Trajectory planning is a fundamental yet challenging component of autonomous driving. End-to-end planners frequently falter under adverse weather, unpredictable human behavior, or complex road layouts, primarily because they lack strong generalization or few-shot capabilities beyond their training data. We propose LLaViDA, a Large Language Vision Driving Assistant that leverages a Vision-Language Model (VLM) for object motion prediction, semantic grounding, and chain-of-thought reasoning for trajectory planning in autonomous driving. A two-stage training pipeline--supervised fine-tuning followed by Trajectory Preference Optimization (TPO)--enhances scene understanding and trajectory planning by injecting regression-based supervision, produces a powerful "VLM Trajectory Planner for Autonomous Driving." On the NuScenes benchmark, LLaViDA surpasses state-of-the-art end-to-end and other recent VLM/LLM-based baselines in open-loop trajectory planning task, achieving an average L2 trajectory error of 0.31 m and a collision rate of 0.10% on the NuScenes test set. The code for this paper is available at GitHub.

Paper Structure

This paper contains 36 sections, 14 equations, 5 figures, 8 tables.

Figures (5)

  • Figure 1: Three paradigms of tackling trajectory planning task in end-to-end autonomous driving.
  • Figure 2: Construction pipeline of the proposed NuScenes-TP dataset. Starting from the raw NuScenes data, we extract ego and object states, derive their corresponding future trajectories, and further compute ego meta-actions from the ego trajectory. In parallel, GPT-4o is used to generate reasoning annotations, which are then validated against the ground-truth meta-actions.
  • Figure 3: Overview of the proposed LLaViDA framework. LLaViDA models trajectory planning as a multi-object motion-prediction problem.

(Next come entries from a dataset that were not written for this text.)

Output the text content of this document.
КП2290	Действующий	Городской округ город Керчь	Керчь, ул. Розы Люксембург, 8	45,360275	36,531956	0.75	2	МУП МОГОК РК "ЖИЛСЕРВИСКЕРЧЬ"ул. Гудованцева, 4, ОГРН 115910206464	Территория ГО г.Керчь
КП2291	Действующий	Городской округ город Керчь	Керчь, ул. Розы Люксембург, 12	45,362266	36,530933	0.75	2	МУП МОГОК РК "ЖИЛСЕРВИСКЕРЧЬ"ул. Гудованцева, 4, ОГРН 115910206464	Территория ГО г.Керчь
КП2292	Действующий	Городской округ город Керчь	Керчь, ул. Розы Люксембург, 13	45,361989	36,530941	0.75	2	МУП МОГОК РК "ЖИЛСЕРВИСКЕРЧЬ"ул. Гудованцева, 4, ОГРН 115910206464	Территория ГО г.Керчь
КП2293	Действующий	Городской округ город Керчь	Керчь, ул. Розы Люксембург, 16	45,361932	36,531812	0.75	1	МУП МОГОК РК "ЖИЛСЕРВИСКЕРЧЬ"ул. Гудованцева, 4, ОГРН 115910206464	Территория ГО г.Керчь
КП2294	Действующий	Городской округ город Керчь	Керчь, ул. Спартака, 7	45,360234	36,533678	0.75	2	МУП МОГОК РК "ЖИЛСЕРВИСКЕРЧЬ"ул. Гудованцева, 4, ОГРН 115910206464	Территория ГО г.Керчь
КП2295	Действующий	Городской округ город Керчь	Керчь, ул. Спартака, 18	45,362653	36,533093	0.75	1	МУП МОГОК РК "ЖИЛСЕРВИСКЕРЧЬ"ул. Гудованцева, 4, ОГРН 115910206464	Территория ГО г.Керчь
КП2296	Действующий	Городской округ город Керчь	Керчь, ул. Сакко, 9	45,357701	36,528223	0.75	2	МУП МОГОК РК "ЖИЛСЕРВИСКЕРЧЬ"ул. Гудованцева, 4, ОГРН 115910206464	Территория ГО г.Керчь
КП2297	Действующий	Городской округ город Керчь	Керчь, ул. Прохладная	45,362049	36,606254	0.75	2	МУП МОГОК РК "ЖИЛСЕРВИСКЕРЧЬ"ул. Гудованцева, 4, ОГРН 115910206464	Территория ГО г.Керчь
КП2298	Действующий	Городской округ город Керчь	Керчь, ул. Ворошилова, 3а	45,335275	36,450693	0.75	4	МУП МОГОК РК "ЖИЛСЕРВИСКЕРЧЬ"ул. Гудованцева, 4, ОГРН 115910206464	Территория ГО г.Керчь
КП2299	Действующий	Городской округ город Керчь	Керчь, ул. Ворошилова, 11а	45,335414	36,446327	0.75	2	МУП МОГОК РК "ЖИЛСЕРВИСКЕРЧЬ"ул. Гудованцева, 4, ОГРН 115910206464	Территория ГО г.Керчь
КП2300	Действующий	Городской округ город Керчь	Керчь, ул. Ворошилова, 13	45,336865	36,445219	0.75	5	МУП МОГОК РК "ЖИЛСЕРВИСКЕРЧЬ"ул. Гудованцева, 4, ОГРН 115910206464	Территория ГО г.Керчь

By explicitly predicting the motion of key objects in the scene (yellow and purple traces) and imitating human driver reasoning, it generates an accurate ego trajectory (green) in a causally grounded manner.
  • Figure 4: Representative qualitative results. All trajectories are overlaid on the same front-view camera images: red indicates the ground-truth trajectory, green represents the prediction from our method, and cyan denotes the baseline prediction. Text boxes contain the corresponding textual output from our pipeline.
  • Figure 5: Visualization sampled from NuScenes test split. Ground truth trajectory in red and predicted trajectory in green.